Ahora la tengo en mi poder. Le retuerzo la cabeza, que mientras yo tenga los dedos metidos en los ojos va a donde yo diga. La empujo hacia atrás, tropieza y cae.
Echo a correr.
El cadáver de mi madre ha quedado varios metros atrás. Subo por la cuesta que lleva a su casa.
Aunque me he entrenado en varias artes marciales previendo el plan por el que he venido a Massachusetts, recuerdo que tras el secuestro mi madre me obligaba a ver vídeos de defensa personal. El núcleo de las enseñanzas de mi madre lo formaba lo que debía evitar, lo que debía combatir, lo que era reprobable, cómo trazar un plan y la supremacía de la eficiencia.
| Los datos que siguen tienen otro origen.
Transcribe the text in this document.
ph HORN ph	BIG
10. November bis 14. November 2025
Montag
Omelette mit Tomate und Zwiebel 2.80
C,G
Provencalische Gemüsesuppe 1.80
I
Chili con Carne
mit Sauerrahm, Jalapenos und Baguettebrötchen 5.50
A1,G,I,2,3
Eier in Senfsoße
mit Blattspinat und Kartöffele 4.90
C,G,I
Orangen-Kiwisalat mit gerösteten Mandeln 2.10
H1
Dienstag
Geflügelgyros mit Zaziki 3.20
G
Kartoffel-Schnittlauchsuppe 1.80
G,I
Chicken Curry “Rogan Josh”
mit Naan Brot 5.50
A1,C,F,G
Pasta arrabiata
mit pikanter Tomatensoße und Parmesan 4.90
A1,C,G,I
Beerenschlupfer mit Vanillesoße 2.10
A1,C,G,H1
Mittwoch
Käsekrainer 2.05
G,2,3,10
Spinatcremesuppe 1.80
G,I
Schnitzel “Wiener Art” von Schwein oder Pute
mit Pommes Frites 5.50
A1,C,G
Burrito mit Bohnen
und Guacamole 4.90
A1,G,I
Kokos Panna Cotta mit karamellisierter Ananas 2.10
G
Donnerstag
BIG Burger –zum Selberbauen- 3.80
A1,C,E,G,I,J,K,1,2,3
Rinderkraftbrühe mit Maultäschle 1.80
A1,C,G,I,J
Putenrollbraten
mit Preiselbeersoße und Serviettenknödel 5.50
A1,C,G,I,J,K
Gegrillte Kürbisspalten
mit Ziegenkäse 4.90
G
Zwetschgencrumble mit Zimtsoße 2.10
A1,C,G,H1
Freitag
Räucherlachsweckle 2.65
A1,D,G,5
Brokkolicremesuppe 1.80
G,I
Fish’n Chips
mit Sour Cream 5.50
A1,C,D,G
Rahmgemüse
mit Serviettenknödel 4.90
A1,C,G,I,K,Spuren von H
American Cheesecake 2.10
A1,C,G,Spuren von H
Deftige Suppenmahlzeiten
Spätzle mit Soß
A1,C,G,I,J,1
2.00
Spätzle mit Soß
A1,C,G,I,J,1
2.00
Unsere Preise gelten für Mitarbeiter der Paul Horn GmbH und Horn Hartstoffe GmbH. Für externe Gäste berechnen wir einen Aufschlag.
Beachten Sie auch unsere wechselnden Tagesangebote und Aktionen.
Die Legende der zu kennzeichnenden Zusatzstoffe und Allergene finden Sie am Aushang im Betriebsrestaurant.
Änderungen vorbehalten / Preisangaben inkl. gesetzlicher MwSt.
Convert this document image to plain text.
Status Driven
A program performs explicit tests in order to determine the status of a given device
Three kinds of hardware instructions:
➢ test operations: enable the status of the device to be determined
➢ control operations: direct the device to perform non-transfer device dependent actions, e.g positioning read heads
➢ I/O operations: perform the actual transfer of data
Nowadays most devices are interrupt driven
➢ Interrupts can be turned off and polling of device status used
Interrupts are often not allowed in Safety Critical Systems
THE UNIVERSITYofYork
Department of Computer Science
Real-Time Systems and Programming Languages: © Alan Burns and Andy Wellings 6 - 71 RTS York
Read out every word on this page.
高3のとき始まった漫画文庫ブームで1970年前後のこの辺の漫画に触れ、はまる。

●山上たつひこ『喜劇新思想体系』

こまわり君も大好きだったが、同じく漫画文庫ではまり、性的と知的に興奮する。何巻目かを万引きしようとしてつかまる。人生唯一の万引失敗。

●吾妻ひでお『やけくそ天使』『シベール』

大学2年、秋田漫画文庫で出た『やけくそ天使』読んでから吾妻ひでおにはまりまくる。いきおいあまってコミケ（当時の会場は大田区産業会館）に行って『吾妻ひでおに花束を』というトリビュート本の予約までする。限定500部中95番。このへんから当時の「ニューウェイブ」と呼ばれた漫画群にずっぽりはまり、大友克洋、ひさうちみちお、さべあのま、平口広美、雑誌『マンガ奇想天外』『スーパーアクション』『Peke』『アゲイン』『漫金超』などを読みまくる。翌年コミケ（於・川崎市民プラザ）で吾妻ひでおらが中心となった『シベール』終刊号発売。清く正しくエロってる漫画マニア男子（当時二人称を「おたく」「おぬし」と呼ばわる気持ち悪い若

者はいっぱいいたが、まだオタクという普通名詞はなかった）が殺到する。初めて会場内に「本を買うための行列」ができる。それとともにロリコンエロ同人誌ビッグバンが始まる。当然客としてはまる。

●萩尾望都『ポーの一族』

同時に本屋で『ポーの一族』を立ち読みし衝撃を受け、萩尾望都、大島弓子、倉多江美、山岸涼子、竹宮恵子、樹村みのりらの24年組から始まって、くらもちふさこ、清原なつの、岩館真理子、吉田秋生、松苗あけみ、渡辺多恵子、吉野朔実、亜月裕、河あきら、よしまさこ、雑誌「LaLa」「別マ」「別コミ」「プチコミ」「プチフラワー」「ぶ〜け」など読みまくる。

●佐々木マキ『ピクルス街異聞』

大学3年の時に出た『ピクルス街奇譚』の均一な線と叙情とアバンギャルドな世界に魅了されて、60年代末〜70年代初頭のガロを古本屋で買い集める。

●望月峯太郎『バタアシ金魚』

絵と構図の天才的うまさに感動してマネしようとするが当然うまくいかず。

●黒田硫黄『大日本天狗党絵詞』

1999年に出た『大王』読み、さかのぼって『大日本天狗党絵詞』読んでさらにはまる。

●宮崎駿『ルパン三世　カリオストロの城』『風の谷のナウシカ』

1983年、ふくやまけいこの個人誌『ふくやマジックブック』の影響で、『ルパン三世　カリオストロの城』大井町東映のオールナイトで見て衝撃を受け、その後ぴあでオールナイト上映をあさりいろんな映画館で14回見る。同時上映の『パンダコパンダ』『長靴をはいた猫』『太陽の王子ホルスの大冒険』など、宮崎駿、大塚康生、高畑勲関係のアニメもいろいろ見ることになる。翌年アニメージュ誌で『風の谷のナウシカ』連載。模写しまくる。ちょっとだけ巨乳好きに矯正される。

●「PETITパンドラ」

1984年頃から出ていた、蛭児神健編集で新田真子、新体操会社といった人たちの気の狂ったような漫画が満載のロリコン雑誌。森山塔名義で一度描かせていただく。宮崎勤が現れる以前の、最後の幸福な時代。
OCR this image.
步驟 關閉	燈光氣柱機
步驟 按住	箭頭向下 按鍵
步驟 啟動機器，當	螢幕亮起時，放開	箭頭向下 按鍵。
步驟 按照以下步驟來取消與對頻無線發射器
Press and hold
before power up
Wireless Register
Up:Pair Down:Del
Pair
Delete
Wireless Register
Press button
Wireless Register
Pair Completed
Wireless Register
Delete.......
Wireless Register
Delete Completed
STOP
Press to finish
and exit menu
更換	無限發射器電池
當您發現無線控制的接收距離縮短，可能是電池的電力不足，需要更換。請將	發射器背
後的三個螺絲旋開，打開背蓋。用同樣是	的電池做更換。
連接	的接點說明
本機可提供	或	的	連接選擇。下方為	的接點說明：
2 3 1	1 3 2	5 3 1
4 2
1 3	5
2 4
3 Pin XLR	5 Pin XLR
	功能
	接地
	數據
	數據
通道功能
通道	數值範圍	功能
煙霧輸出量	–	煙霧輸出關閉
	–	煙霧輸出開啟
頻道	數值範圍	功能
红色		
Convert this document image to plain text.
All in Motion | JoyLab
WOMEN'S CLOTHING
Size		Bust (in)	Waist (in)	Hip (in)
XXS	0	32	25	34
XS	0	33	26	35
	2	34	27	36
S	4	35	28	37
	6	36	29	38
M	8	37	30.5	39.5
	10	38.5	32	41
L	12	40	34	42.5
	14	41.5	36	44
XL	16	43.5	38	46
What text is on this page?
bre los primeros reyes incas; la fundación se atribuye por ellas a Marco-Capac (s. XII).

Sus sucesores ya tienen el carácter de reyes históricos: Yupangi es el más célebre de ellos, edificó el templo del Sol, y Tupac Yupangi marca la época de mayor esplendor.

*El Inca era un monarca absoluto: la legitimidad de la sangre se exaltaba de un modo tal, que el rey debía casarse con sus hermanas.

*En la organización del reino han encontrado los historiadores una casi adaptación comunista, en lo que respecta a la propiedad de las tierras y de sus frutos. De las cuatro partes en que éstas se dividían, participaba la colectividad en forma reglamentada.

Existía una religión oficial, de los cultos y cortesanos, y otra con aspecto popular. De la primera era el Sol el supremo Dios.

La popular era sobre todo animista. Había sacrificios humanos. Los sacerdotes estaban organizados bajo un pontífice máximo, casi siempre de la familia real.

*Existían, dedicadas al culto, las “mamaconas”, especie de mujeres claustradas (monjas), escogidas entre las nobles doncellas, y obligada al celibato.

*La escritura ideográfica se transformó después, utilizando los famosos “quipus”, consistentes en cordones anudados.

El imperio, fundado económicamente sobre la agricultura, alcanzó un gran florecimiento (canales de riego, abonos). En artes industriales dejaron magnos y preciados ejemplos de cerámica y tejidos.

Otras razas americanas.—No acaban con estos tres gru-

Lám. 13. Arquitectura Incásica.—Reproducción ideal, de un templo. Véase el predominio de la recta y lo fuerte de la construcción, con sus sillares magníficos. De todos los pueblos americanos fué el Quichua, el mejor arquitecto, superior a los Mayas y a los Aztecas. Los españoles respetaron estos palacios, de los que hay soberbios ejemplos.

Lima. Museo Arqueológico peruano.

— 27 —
Han sido enseñanzas muy valiosas.
«Enseñanzas muy valiosas.
»Gracias, madre».
Hago una pausa al llegar a lo alto de la cuesta, frente al parque, y veo que la mujer de la faldita rosa ha recuperado su raqueta. Se tapa la boca mientras habla por un móvil. Se le ve la malla de la raqueta bajo el brazo, con el mango apuntando claramente hacia mí.
La multitud gira la cabeza para mirarme, primero a mí, después a ella, después otra vez a mí. Ella observa desde detrás de las gafas de sol que ha debido de ponerse de nuevo en la cara antes de incorporarse. Está señalando en mi dirección, hacia un punto situado más adelante, como si supiera adónde me dirijo. Saco el iPhone de mi madre, acciono la cámara, amplío la imagen con el zoom y hago una foto. Más allá de la multitud y más allá del puerto, y como estoy en un lugar más elevado, alcanzo a ver las luces estroboscópicas azules y rojas de los coches policiales de la comisaría. Vienen hacia aquí.
«Tengo que irme. Irme. Coger las notas de mi madre».